There is another population that has been suffering for far too long. I refer to the Afghan population caught up in a fratricidal war and bearing the full brunt of its impact. The United Nations will continue to do everything in its power to help the Afghan parties reach a negotiated and peaceful settlement. OIC too has spared no effort in recent years in pursuit of the same goal and I wish to emphasize the value of the help and support that you provide, particularly through the OIC Committee for Afghanistan. In this connection, I welcome the appeal made in Doha by the Islamic Summit Conference to all the parties to the conflict in Afghanistan to put an end to their hostilities and cooperate in the establishment of an inclusive, multi-ethnic government that is representative of Afghan society.

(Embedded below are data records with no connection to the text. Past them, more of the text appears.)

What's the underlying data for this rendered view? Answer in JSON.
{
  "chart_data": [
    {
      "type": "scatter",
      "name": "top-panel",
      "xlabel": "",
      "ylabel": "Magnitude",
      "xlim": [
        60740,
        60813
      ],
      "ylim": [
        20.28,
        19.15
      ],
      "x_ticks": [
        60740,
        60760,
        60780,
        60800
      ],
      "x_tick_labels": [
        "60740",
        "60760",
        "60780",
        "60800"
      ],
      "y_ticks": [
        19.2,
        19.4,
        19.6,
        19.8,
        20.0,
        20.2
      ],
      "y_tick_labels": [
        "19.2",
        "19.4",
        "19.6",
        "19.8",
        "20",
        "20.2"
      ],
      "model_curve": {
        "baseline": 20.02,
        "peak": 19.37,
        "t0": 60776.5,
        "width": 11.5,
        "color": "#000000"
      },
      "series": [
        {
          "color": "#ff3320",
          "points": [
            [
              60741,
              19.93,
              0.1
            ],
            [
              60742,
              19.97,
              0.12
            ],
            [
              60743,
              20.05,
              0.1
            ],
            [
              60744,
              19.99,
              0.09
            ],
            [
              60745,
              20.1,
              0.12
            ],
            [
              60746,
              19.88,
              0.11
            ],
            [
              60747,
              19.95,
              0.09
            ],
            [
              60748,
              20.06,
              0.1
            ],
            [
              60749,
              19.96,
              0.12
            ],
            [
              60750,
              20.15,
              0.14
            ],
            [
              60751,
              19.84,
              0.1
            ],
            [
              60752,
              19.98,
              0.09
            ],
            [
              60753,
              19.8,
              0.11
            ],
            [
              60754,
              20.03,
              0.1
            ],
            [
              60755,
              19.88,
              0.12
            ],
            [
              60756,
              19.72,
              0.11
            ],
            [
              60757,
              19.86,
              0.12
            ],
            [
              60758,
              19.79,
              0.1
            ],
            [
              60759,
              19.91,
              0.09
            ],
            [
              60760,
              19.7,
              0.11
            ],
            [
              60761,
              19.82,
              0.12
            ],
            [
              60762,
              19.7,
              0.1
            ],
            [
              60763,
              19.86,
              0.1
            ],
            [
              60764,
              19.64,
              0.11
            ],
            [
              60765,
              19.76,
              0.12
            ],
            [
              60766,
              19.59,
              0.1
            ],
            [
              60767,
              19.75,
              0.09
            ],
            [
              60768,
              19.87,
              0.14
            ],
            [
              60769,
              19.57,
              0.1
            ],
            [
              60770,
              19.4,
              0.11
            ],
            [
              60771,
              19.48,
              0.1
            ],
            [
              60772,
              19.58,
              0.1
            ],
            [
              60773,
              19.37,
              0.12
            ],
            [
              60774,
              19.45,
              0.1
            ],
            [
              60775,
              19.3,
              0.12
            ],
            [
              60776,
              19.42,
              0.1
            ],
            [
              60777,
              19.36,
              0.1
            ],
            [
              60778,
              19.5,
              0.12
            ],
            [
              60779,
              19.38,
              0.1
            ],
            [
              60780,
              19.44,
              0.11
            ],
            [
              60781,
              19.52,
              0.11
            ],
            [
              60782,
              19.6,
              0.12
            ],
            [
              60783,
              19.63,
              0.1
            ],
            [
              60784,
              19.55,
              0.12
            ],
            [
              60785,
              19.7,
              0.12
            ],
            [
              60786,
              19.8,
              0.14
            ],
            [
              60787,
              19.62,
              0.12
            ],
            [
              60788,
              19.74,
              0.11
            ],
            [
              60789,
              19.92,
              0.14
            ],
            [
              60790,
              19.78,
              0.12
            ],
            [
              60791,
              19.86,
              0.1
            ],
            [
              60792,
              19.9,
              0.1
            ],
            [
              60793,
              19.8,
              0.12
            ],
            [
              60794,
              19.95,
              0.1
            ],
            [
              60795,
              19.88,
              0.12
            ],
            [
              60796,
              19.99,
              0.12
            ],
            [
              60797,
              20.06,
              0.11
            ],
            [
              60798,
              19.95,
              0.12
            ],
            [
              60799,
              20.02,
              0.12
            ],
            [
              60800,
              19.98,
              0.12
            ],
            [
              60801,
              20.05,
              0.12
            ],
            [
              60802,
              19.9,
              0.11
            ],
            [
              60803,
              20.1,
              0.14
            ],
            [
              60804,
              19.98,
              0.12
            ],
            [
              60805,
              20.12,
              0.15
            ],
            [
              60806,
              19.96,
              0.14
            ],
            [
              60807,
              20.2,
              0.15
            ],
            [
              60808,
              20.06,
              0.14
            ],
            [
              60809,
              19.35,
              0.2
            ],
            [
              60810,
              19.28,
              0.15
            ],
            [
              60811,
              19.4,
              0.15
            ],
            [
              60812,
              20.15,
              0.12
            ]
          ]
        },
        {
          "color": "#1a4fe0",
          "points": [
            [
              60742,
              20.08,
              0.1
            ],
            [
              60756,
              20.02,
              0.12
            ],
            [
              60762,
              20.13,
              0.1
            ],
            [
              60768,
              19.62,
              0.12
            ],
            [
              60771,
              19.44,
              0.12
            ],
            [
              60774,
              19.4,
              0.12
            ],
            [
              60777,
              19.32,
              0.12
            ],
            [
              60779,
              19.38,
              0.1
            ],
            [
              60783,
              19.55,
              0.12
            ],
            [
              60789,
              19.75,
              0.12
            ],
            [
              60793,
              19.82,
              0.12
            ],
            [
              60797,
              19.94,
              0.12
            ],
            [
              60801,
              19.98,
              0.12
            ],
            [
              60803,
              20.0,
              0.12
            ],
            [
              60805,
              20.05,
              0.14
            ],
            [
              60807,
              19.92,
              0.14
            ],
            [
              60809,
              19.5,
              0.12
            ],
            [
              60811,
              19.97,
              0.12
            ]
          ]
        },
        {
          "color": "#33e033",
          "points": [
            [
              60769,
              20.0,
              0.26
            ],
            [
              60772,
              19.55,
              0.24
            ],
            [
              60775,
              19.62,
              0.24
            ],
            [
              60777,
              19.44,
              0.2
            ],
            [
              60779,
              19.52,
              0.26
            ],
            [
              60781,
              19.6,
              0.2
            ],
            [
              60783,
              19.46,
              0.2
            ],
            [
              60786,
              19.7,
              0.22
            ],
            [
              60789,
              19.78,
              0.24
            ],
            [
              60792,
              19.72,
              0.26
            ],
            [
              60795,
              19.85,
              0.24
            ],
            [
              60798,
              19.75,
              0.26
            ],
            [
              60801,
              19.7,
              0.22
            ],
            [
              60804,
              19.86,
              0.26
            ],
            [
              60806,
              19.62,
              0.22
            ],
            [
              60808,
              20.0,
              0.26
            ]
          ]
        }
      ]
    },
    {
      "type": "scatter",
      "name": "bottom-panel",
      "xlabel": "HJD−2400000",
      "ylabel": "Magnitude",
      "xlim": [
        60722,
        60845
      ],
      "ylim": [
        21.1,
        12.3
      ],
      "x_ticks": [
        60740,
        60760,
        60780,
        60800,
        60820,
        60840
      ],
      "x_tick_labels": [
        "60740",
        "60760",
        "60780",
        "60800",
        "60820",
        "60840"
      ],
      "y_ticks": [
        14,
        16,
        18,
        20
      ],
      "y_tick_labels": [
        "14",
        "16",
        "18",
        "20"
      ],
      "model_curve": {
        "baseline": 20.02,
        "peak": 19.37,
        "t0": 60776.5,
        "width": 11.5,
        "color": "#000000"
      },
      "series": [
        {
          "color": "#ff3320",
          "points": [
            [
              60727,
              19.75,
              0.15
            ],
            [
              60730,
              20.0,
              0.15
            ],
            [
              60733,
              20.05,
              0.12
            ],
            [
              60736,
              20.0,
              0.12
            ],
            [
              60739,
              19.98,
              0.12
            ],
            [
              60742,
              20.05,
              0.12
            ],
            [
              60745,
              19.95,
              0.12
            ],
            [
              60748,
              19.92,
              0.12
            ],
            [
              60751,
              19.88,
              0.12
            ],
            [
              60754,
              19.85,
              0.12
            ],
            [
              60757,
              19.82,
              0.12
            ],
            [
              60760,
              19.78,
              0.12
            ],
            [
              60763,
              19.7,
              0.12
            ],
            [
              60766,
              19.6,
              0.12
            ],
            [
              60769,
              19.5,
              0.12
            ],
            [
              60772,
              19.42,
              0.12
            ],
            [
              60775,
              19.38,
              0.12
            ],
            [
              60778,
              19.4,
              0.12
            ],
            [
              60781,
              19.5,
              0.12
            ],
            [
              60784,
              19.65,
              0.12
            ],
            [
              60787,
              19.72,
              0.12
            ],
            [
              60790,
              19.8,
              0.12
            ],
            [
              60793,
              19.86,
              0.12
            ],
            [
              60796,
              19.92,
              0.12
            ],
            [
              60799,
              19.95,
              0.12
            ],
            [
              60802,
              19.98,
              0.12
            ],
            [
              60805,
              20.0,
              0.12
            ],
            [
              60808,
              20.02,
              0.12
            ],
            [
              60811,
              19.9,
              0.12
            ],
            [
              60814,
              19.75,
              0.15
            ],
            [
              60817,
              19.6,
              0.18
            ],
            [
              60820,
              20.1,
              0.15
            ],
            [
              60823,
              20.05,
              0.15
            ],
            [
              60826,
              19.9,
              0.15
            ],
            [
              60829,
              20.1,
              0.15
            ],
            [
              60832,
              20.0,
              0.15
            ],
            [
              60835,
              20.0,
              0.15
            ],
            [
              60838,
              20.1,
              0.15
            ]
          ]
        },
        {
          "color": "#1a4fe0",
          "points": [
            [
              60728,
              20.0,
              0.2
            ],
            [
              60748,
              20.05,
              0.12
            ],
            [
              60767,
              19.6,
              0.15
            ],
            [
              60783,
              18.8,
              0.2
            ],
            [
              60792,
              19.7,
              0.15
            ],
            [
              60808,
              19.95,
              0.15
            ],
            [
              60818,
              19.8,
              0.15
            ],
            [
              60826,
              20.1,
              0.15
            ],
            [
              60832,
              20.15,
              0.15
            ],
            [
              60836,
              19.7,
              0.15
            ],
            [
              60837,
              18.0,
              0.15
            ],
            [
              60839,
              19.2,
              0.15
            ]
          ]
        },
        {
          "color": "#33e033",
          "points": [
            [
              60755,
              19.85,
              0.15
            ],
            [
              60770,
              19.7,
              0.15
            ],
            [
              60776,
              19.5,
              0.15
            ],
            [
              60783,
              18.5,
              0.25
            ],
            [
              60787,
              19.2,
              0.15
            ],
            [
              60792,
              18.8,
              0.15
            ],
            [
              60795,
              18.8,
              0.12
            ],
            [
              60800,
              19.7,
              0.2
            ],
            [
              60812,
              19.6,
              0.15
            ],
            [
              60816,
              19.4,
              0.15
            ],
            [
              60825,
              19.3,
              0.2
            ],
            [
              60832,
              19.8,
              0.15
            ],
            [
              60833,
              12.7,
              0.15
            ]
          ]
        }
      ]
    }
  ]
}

However, one cannot hope to restore peace to this country without the support of its neighbours and other concerned States. This is why I urgently appeal to those States, and in particular to Iran and Pakistan, to collaborate even more closely in efforts to restore peace in that country which has suffered so much.
I have been following with particular attention the difficulties faced by the civilian populations in south Sudan. The United Nations will continue to support the mediation efforts of the Intergovernmental Authority on Development and to provide, through Operation Lifeline Sudan, the necessary humanitarian assistance to the populations affected by the civil war and drought.
Lastly, in Bosnia and Herzegovina, Kosovo, Somalia and Sierra Leone, the emerging signs of peace and stability must continue to be supported.
On all of these questions and on many others, cooperation between the United Nations and OIC has steadily increased over the past few years, a trend that I find encouraging.
Inspired by the confidence that has developed between our two organizations, I wish to conclude by making an urgent appeal for your help in winning a battle that is crucial to the future of millions of people in the four corners of the globe. At this very moment, a special session of the General Assembly is being held in New York on HIV/AIDS. This mortal virus has already killed nearly 22 million people throughout the world and continues to claim each day the lives of children, adolescents and adults in the prime of their lives. I sincerely hope that Member States will reach agreement on a precise and targeted plan of action and will contribute to the global fund to promote health and combat HIV/AIDS, so that by the year 2015 we can stop the spread of the epidemic and begin to reverse the current trend, as world leaders committed themselves to do at the Millennium Summit held last September.
I wish you every success in your deliberations.